É um erro, ou no mínimo reducionismo, dizer que o peronismo é de esquerda. Não o é, necessariamente. O que conhecemos como peronismo na Argentina abarca um arco ideológico que vai de movimentos de extrema-direita dos anos 1940, passando pela direita liberal de Carlos Menem (década de 1990), e chegando à esquerda mais radical, representada hoje pelo movimento dos jovens do La Cámpora. No meio, estão diferentes tonalidades políticas e um sincretismo ideológico característico da América Latina se fazem presentes.
O movimento justicialista, nome oficial do peronismo, foi criado pelo então tenente-coronel Juan Domingo Perón, a partir de sua chegada ao poder, em 1946, e guarda semelhanças com o trabalhismo de Getúlio Vargas no Brasil: apoio do movimento sindical, política ativa de proteção aos trabalhadores e forte intervenção estatal na economia. Perón é uma espécie de pai dos pobres na Argentina: criou a base da legislação trabalhista, com férias remuneradas e 13º salário, medidas parecidas com a CLT brasileira.
É simplista, no entanto, afirmar que seria um movimento de esquerda dado o caráter camaleônico, que, desde sua fundação, é congrega sob seu guarda-chuva integrantes da elite econômica, sindicalistas, intelectuais e líderes oligarcas locais, uma espécie de coronelismo à argentina. A coalizão que levou Perón ao poder em 1946, por exemplo, reunia ainda uma parcela dos militares e da Igreja Católica.

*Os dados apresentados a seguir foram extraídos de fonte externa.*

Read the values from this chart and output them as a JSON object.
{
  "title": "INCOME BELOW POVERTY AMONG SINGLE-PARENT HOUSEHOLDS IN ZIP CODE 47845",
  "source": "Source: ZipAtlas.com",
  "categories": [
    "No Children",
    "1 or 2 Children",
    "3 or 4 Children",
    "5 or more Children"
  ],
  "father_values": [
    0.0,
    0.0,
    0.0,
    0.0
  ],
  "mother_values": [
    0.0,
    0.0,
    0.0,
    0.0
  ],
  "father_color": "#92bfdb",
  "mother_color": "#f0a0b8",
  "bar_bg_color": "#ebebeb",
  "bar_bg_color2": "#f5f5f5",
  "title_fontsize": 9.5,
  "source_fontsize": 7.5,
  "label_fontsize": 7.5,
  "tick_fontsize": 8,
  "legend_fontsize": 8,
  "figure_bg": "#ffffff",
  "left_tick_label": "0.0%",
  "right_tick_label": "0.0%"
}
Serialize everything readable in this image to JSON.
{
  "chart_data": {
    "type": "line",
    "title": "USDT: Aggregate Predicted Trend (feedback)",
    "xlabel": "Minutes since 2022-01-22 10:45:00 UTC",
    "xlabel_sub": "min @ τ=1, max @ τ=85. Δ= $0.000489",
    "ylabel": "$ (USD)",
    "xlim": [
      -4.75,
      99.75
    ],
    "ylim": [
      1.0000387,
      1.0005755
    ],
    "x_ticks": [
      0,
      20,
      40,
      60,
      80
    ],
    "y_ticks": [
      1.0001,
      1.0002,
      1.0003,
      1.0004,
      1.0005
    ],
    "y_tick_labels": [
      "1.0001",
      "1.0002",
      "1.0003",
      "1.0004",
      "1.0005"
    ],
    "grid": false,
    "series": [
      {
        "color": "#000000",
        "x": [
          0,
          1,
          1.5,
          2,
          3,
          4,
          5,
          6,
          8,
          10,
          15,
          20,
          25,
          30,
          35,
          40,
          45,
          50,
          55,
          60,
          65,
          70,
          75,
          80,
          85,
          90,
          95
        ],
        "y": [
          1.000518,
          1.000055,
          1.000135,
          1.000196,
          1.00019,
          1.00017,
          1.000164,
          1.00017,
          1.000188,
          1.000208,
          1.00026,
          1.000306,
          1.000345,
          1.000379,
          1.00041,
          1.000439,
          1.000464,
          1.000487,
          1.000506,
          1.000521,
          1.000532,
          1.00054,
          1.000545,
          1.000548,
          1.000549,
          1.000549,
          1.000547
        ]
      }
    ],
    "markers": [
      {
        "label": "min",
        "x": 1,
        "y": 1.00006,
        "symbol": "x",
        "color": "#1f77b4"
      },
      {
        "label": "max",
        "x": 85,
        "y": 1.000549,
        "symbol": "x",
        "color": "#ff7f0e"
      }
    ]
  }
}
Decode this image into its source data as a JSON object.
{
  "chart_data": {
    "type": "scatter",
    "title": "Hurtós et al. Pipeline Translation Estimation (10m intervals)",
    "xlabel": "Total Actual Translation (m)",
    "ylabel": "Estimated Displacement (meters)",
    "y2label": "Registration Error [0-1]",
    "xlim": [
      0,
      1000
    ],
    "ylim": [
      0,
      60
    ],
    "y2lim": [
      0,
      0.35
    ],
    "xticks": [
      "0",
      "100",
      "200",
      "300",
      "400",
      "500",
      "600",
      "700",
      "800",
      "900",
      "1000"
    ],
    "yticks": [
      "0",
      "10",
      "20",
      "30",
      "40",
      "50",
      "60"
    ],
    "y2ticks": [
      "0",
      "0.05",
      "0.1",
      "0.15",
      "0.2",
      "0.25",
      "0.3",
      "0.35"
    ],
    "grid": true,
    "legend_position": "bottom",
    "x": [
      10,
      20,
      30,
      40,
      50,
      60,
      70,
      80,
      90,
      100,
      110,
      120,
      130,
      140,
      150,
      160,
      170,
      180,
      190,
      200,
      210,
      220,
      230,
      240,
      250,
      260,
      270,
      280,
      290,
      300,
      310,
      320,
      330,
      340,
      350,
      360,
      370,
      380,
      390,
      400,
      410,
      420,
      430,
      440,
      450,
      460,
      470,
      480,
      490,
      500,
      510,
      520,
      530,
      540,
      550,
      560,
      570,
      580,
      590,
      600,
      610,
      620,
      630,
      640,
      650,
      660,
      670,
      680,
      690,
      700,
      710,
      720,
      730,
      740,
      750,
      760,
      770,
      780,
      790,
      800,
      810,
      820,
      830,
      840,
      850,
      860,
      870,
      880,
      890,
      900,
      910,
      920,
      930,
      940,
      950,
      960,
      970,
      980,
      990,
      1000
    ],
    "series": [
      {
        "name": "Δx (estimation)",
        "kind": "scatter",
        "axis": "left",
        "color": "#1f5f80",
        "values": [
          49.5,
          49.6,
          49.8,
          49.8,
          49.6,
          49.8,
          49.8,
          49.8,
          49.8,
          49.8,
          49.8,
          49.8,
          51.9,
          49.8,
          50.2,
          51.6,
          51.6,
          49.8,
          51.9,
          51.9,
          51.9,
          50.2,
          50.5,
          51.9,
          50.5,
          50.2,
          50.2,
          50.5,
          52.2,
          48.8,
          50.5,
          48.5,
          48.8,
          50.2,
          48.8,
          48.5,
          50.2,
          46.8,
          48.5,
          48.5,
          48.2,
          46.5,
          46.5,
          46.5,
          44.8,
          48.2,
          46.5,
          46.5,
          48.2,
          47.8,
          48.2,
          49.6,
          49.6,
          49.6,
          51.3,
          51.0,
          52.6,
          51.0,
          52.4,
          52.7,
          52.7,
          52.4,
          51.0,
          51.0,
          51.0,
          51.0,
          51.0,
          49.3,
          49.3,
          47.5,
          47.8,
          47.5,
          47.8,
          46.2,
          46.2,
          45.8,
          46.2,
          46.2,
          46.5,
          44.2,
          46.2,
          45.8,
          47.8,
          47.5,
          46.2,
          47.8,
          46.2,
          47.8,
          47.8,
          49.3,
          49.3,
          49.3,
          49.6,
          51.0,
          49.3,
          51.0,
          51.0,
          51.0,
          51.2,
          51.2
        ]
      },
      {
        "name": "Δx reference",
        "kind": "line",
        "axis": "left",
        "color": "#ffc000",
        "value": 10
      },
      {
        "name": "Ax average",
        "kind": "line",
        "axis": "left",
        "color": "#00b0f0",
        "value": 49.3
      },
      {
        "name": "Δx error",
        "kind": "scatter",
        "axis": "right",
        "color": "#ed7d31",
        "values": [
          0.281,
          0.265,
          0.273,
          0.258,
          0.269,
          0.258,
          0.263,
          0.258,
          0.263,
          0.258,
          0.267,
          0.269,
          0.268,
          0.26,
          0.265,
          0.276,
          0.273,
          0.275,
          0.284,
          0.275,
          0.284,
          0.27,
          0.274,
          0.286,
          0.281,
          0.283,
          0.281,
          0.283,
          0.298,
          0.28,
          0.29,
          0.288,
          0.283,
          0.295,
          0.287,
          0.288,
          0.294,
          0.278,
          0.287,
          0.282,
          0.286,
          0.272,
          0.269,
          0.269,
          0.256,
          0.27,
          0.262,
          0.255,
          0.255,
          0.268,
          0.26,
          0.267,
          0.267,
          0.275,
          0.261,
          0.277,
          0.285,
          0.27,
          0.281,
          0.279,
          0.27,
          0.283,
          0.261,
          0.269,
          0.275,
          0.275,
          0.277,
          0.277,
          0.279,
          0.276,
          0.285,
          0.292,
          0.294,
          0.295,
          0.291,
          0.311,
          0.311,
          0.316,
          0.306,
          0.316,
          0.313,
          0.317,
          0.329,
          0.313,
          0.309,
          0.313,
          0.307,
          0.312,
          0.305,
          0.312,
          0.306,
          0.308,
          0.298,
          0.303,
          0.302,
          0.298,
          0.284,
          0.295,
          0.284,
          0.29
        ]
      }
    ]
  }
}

Desde a morte de Perón, em 1974, quase todos os políticos bebem de seu espectro e tentam tirar uma casquinha de sua popularidade (e populismo): de Menem, que ficou 10 anos na Casa Rosada, abriu a Argentina ao capital estrangeiro e privatizou empresas, seguindo a receita do Consenso de Washington, a Néstor Kirchner e Cristina Kirchner, que formaram seu próprio movimento dentro do peronismo, o chamado kirchnerismo. O casal K adotou uma agenda de esquerda, com nacionalização de empresas e protecionismo.
O próprio presidente Mauricio Macri, que se propõe a ser um governo de centro-direita, conta com ex-peronistas em sua equipe de governo e de campanha — a começar por seu candidato à vice-presidência na eleição de domingo, o senador Miguel Pichetto, presidente do Partido Justicialista no Senado. Aliás, o próprio Macri tentou surfar na simbologia de Perón ao inaugurar, enquanto era prefeito de Buenos Aires, uma estátua ao general perto da Casa Rosada.
O peronismo vai além da política: é partido, movimento, cultura e quase uma religião — Evita, ou Maria Eva Duarte, sua mulher, é considerada santa por muitos fiéis. Foi da primeira-dama o esforço por uma lei do sufrágio feminino. Até então, mulheres não podiam votar. Os movimentos de Cristina, que incendiava multidões em estádios — embora na campanha tenha adotado uma postura mais discreta —, lembram, de propósito os discursos de Evita.
— Perón! Perón! — gritavam os militantes na festa da vitória de Alberto Fernández e Cristina, no domingo.
Ouvir esse grito em pleno século 21 é como, se no Brasil, alguém estivesse gritando "Vargas! Vargas!", mesmo que hoje, à luz da história, saibamos que ambos tiveram seus períodos ditatoriais.
O próprio Fernández é uma figura que não se pode classificar, necessariamente, como sendo de esquerda e muito menos um peronista de raiz. Ele está na política há décadas, atuando sempre nos bastidores: participou do primeiro governo pós-ditadura, de Raúl Alfonsín (da União Cívica Radical, centro-direita), de Menem (peronista), de todo o mandato de Néstor Kirchner, como chefe de Gabinete, e no primeiro ano de Cristina (kirchneristas).
As diferentes vertentes do peronismo já brigaram entre si em várias ocasiões. Na eleição de 2003, Menem enfrentou Néstor em uma disputa fratricida. Perdeu, mas o chamado menemismo ainda é forte em algumas regiões da Argentina. Antes, em 1973, o episódio conhecido como Massacre de Ezeiza opôs, nos arredores do aeroporto internacional, organizações armadas peronistas, no dia do retorno de Perón ao país, após 18 anos de exílio.
O próprio general, enquanto estava na Espanha, brincou com essa miscelânea ideológica que ele próprio criou, dizendo que, na Argentina, uns 30% da população era composta por radicais, outros 30% por conservadores e ainda muitos socialistas. E os peronistas?, alguém questionou. "Bem, peronistas somos todos", respondeu Perón, antevendo o poder simbólico que seu nome ainda teria décadas depois de sua morte.